MONROVIA, LIBERIA, JANUARY 28, 2019—A Doctors Without Borders/Médecins Sans Frontières (MSF) team performed 41 pediatric plastic reconstructive surgeries this month in Monrovia, Liberia, building on a one-year-old pediatric surgery program at MSF's Bardnesville Junction Hospital.
In some cases, these surgeries will allow children to recover the use of hands or limbs that were disabled by burns. Other patients underwent surgery for congenital anomalies such as syndactyly, in which fingers were paired together at birth. The effort was led by Dr. Stefan Krieger, a longtime MSF surgeon and specialist in reconstructive hand surgery.
"In the best-case scenario we can make a hand work properly so the patients in the future will be able to write and eventually work normally," Dr. Krieger said.

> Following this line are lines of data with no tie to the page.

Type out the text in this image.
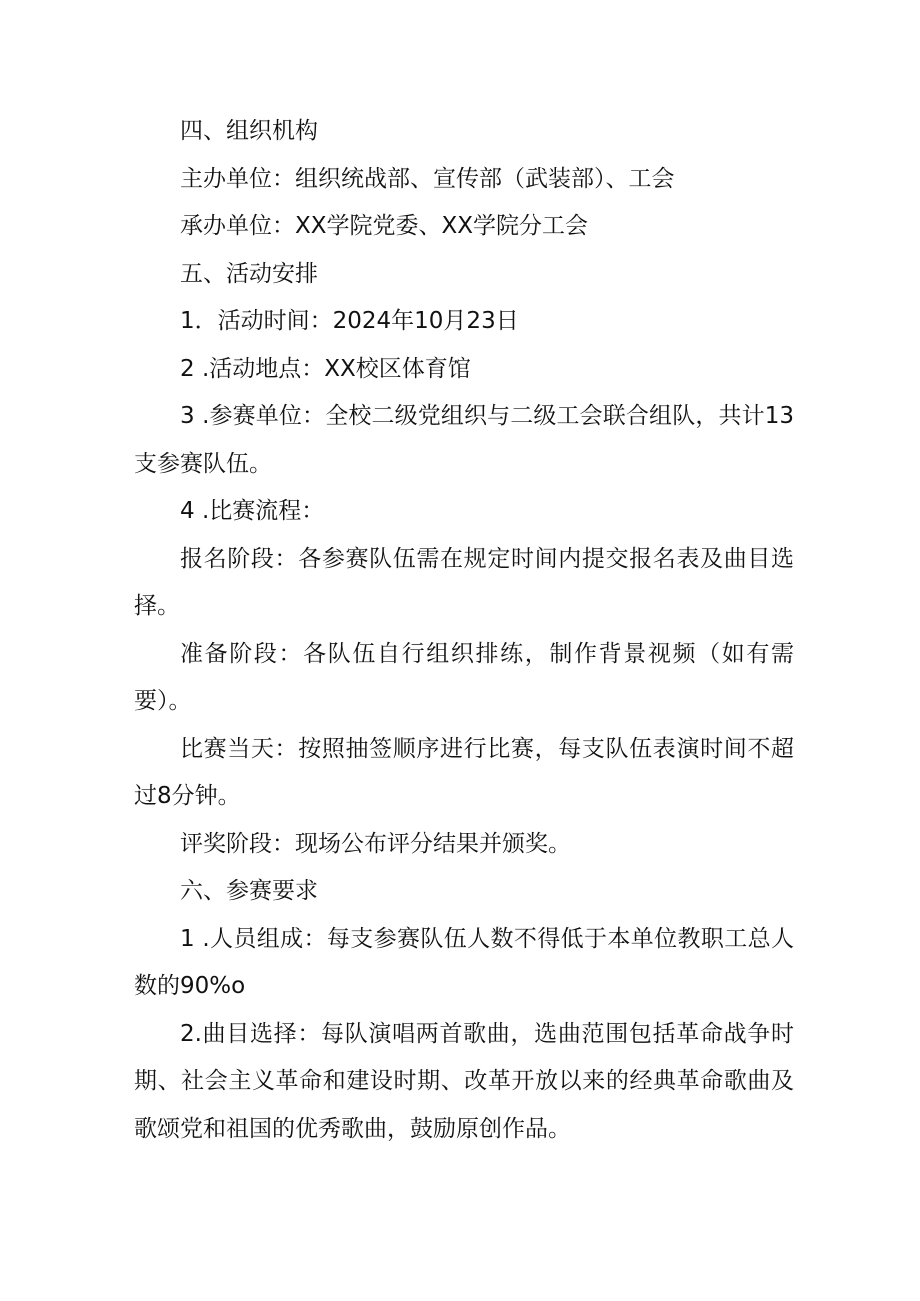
四、组织机构

主办单位：组织统战部、宣传部（武装部）、工会

承办单位：XX学院党委、XX学院分工会

五、活动安排

1．活动时间：2024年10月23日

2 .活动地点：XX校区体育馆

3 .参赛单位：全校二级党组织与二级工会联合组队，共计13支参赛队伍。

4 .比赛流程：

报名阶段：各参赛队伍需在规定时间内提交报名表及曲目选择。

准备阶段：各队伍自行组织排练，制作背景视频（如有需要）。

比赛当天：按照抽签顺序进行比赛，每支队伍表演时间不超过8分钟。

评奖阶段：现场公布评分结果并颁奖。

六、参赛要求

1 .人员组成：每支参赛队伍人数不得低于本单位教职工总人数的90%o

2.曲目选择：每队演唱两首歌曲，选曲范围包括革命战争时期、社会主义革命和建设时期、改革开放以来的经典革命歌曲及歌颂党和祖国的优秀歌曲，鼓励原创作品。
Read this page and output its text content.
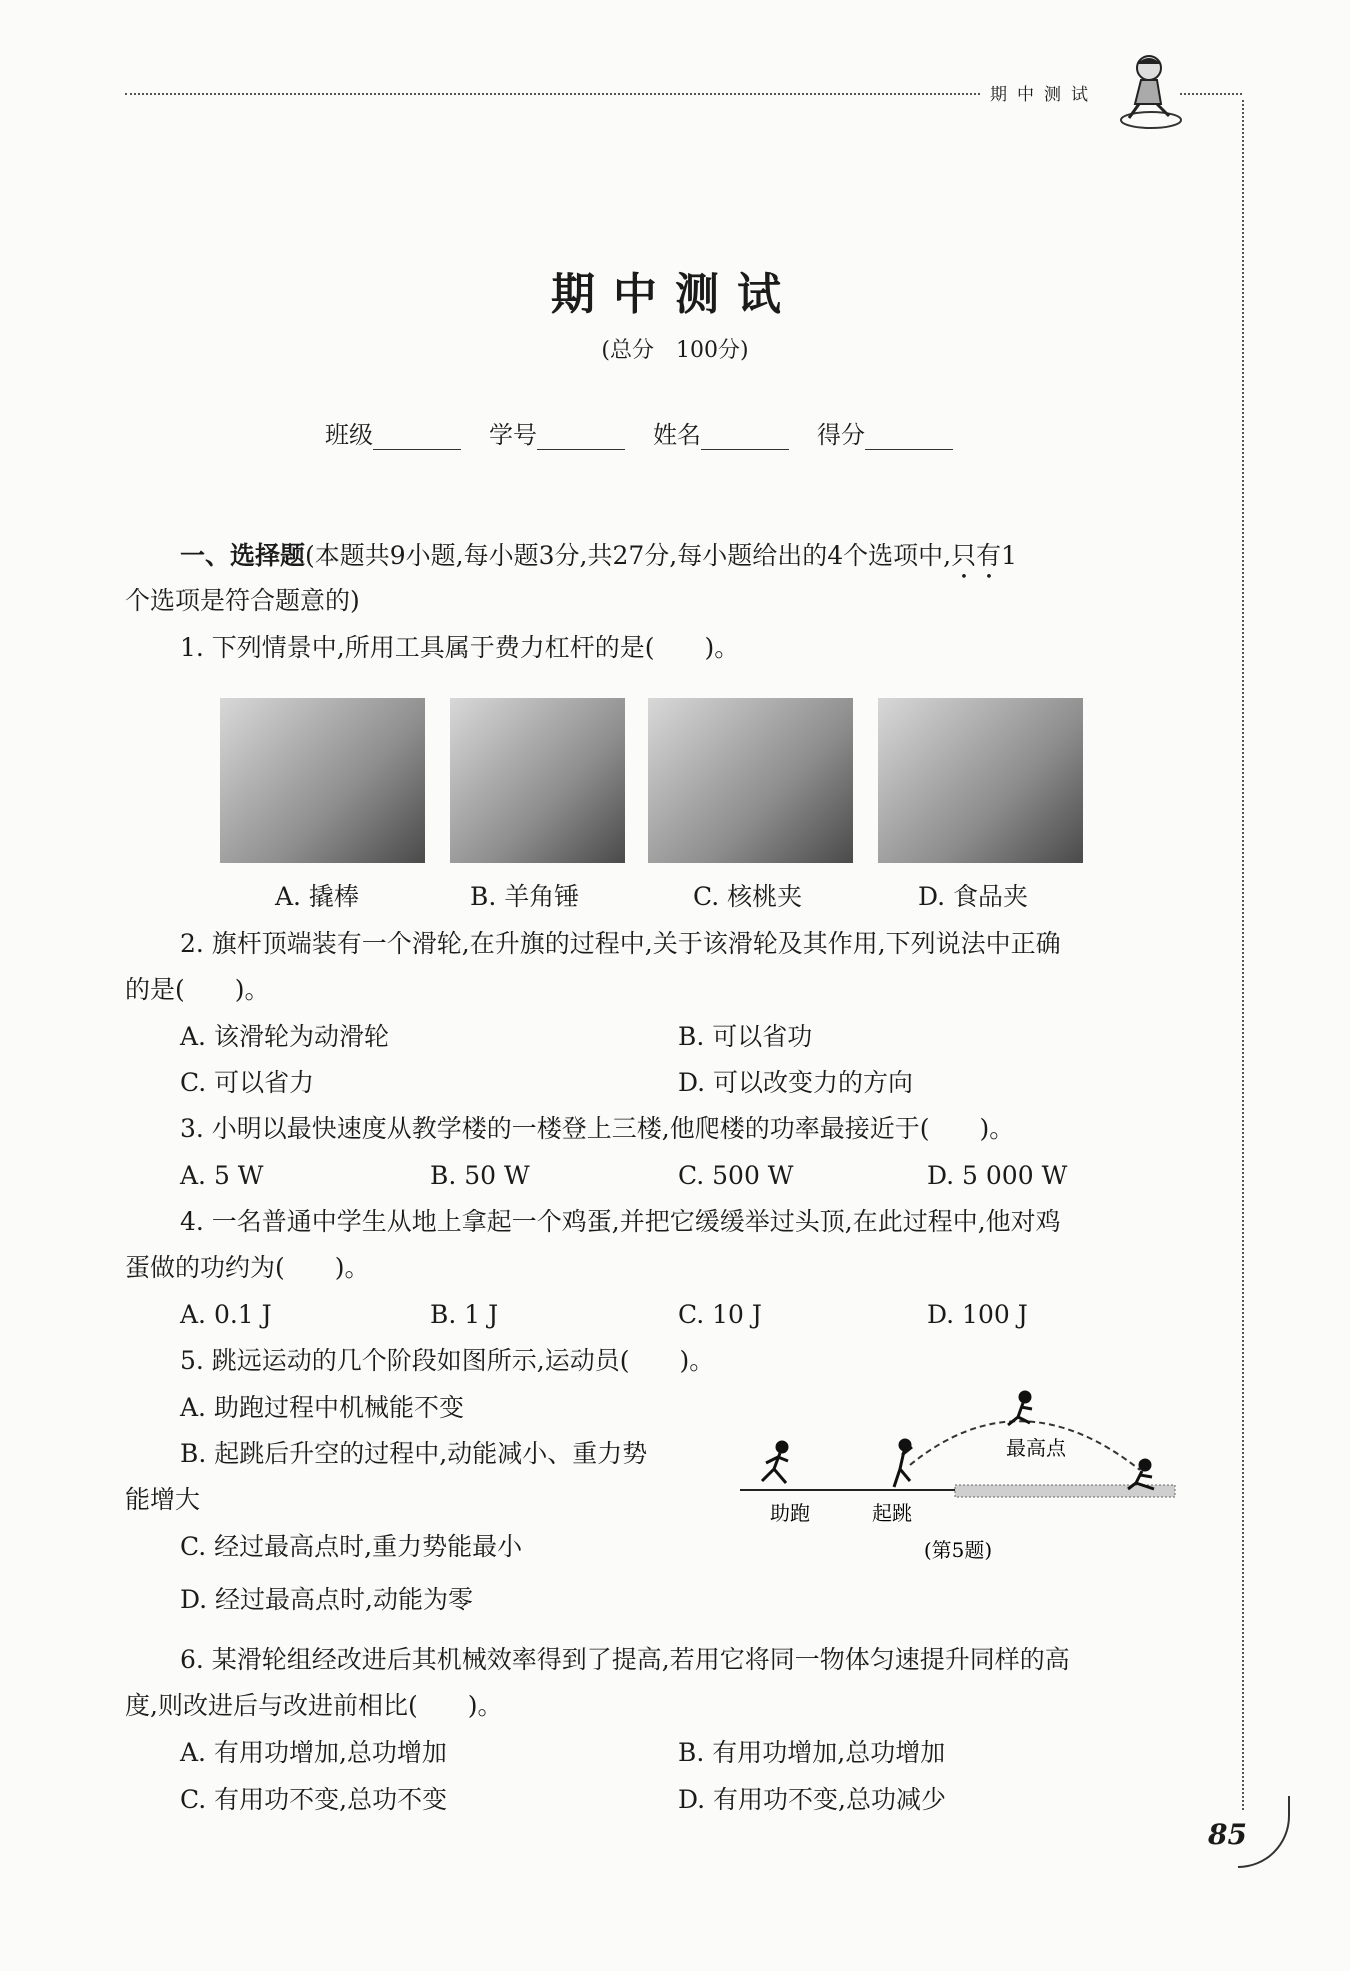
期中测试
期中测试
(总分　100分)
班级	学号	姓名	得分
一、选择题(本题共9小题,每小题3分,共27分,每小题给出的4个选项中,只有1
个选项是符合题意的)
1. 下列情景中,所用工具属于费力杠杆的是(　　)。
A. 撬棒	B. 羊角锤	C. 核桃夹	D. 食品夹
2. 旗杆顶端装有一个滑轮,在升旗的过程中,关于该滑轮及其作用,下列说法中正确
的是(　　)。
A. 该滑轮为动滑轮	B. 可以省功
C. 可以省力	D. 可以改变力的方向
3. 小明以最快速度从教学楼的一楼登上三楼,他爬楼的功率最接近于(　　)。
A. 5 W	B. 50 W	C. 500 W	D. 5 000 W
4. 一名普通中学生从地上拿起一个鸡蛋,并把它缓缓举过头顶,在此过程中,他对鸡
蛋做的功约为(　　)。
A. 0.1 J	B. 1 J	C. 10 J	D. 100 J
5. 跳远运动的几个阶段如图所示,运动员(　　)。
A. 助跑过程中机械能不变
B. 起跳后升空的过程中,动能减小、重力势
能增大
C. 经过最高点时,重力势能最小
D. 经过最高点时,动能为零
助跑	起跳
最高点
(第5题)
6. 某滑轮组经改进后其机械效率得到了提高,若用它将同一物体匀速提升同样的高
度,则改进后与改进前相比(　　)。
A. 有用功增加,总功增加	B. 有用功增加,总功增加
C. 有用功不变,总功不变	D. 有用功不变,总功减少
85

Plastic reconstructive surgery is one of several subspecialties of pediatric surgery, each of which requires a high level of training.
"A pediatric plastic surgeon has the expertise to operate on the thumb of a child who's only one year old—from the bones to the blood vessels," said Dr. Andrew Dimitri, MSF's medical referent in Liberia. "There is a very small margin of error."
Specialized pediatric surgery is not widely available in Liberia, and many of MSF's patients had suffered for years without surgical care.
In one case, a six-year-old boy from a remote area in Gbarpolu county suffered burns on his face when he was two years old, losing the ability to close his eyes. At the time of his accident, his family did not seek treatment in Monrovia out of fear of the Ebola outbreak, and over time he was at risk of going blind.
This month, after traveling with his father, he underwent surgery at Bardnesville Junction Hospital to reconstruct his eyelids. He is now recovering at the hospital and is expected to keep his eyesight as a result of this intervention.
MSF opened Bardnesville Junction Hospital in 2015 to provide specialized care for children as the Liberian medical system was under severe strain during the Ebola outbreak.
In January 2018, MSF began a general pediatric surgery program at the hospital and performed 735 procedures during the year, including emergency surgeries and common procedures such as hernia repairs.
MSF's general pediatric surgery program at Bardnesville Junction Hospital is continuing, with the recent addition of a second operating theater. Further specialized pediatric surgical initiatives will be announced in 2019.